How to Force an Article to go Viral
Your natural tendency when visiting a site is to find what I’m looking for, and move along. What do I need to do to get you to take a moment and share this post with your following?
Violate Your Schema:
Sounds dirty. It’s not.
When I say, “Violate your schema” what I really mean is, “Make you rethink what you thought to be true”.
A schema is an outline or model of things. It’s short for schematic, which is a blue print of something. Everything has a schema. For example, our schema for soup is a liquid or semi-liquid with vegetables or sometimes meat in it. Our schema for work is getting up early, traveling to an office and helping a company make money for 8 -10 hours. Our schema for driving a car, in the US at least, is to drive on the left side of the road.

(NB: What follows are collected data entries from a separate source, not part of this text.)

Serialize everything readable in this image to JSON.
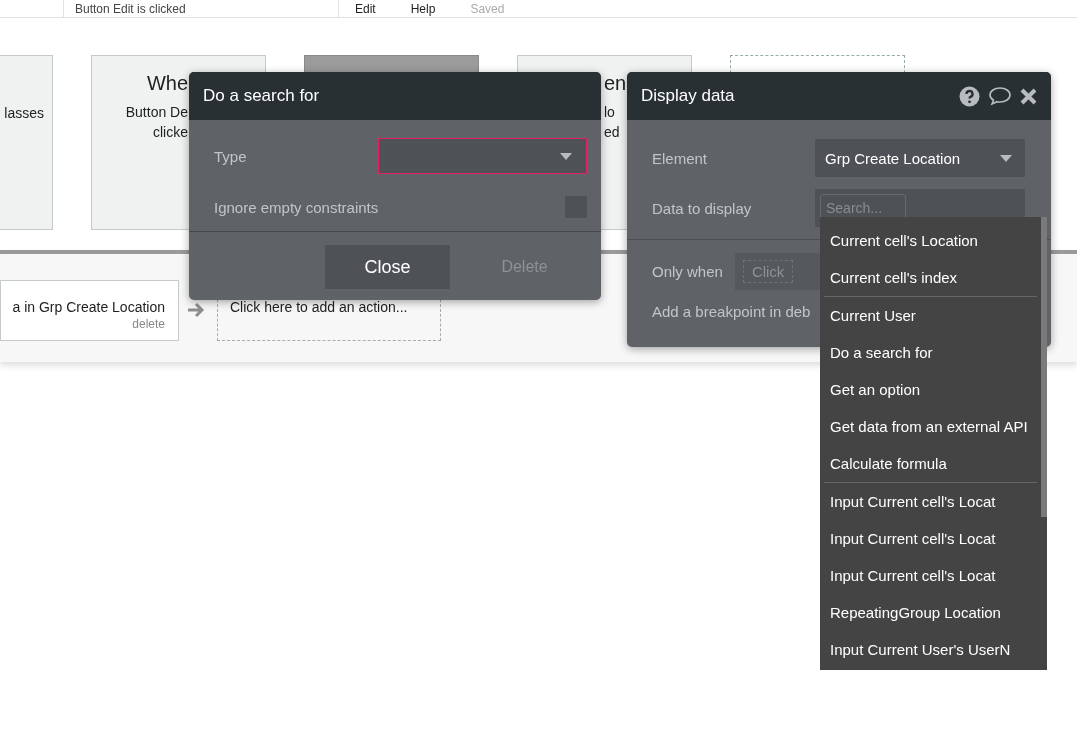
{
  "top_bar": {
    "event_name": "Button Edit is clicked",
    "menu": [
      "Edit",
      "Help"
    ],
    "save_status": "Saved"
  },
  "event_cards": [
    {
      "kind": "text",
      "lines": [
        "lasses"
      ]
    },
    {
      "kind": "text",
      "heading": "Whe",
      "lines": [
        "Button De",
        "clicke"
      ]
    },
    {
      "kind": "selected"
    },
    {
      "kind": "text",
      "heading": "en",
      "lines": [
        "lo",
        "ed"
      ]
    },
    {
      "kind": "empty"
    }
  ],
  "actions": {
    "step": {
      "label": "a in Grp Create Location",
      "delete": "delete"
    },
    "add_action": "Click here to add an action..."
  },
  "search_popup": {
    "title": "Do a search for",
    "type_label": "Type",
    "type_invalid": true,
    "ignore_label": "Ignore empty constraints",
    "ignore_checked": false,
    "close": "Close",
    "delete": "Delete"
  },
  "display_popup": {
    "title": "Display data",
    "element_label": "Element",
    "element_value": "Grp Create Location",
    "data_label": "Data to display",
    "search_placeholder": "Search...",
    "only_when_label": "Only when",
    "only_when_placeholder": "Click",
    "breakpoint_label": "Add a breakpoint in deb"
  },
  "suggestions": [
    [
      "Current cell's Location",
      "Current cell's index"
    ],
    [
      "Current User",
      "Do a search for",
      "Get an option",
      "Get data from an external API",
      "Calculate formula"
    ],
    [
      "Input Current cell's Locat",
      "Input Current cell's Locat",
      "Input Current cell's Locat",
      "RepeatingGroup Location",
      "Input Current User's UserN"
    ]
  ]
}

When you violate a schema, you no longer follow the blue print. If a car drove itself, it would violate our schema of driving. That’s why Google’s driverless car is so fascinating. It makes us rethink our concept of driving a vehicle. Our schema is broken, and we need to form a new one. To do that we usually look for trusted input from others, which prompts conversation and dialog. After we create a new schema, we have an urge for others to adopt the new schema as well, so we tell others about it.
A Few Examples:
- What would you do if you saw a homeless man trying to give away money?
- How about a company who cares more about employees than profit?
- A world champion sumo wrestler that weighed 100 pounds?
You would probably tell others about it. Any type of content that violates a schema has the potential to be shared. The more extreme the violation, the more people will talk.
The Right Headline is 90% of the Battle
Consider the headline I used for this post, “How to force an article to go viral”. It in itself violates a schema. You can’t “force” content to go viral. But you clicked on it, because I created a gap in your knowledge. I claimed that you CAN force content to go viral, and I promised to show you how.
Unanswered questions are painful. Even if you don’t care about Kim Kardashian, if someone says, “Did you hear what happened to Kim Kardashian?” You’re going to want to know. There’s a gap in your knowledge, and even if the knowledge itself isn’t important, the fact that there is a gap in it is bothersome. We long to find answers to unanswered questions. Hence, we click.
There you have it:
Force content to go viral by violating schemas and enhancing your headlines by creating a gap in readers knowledge.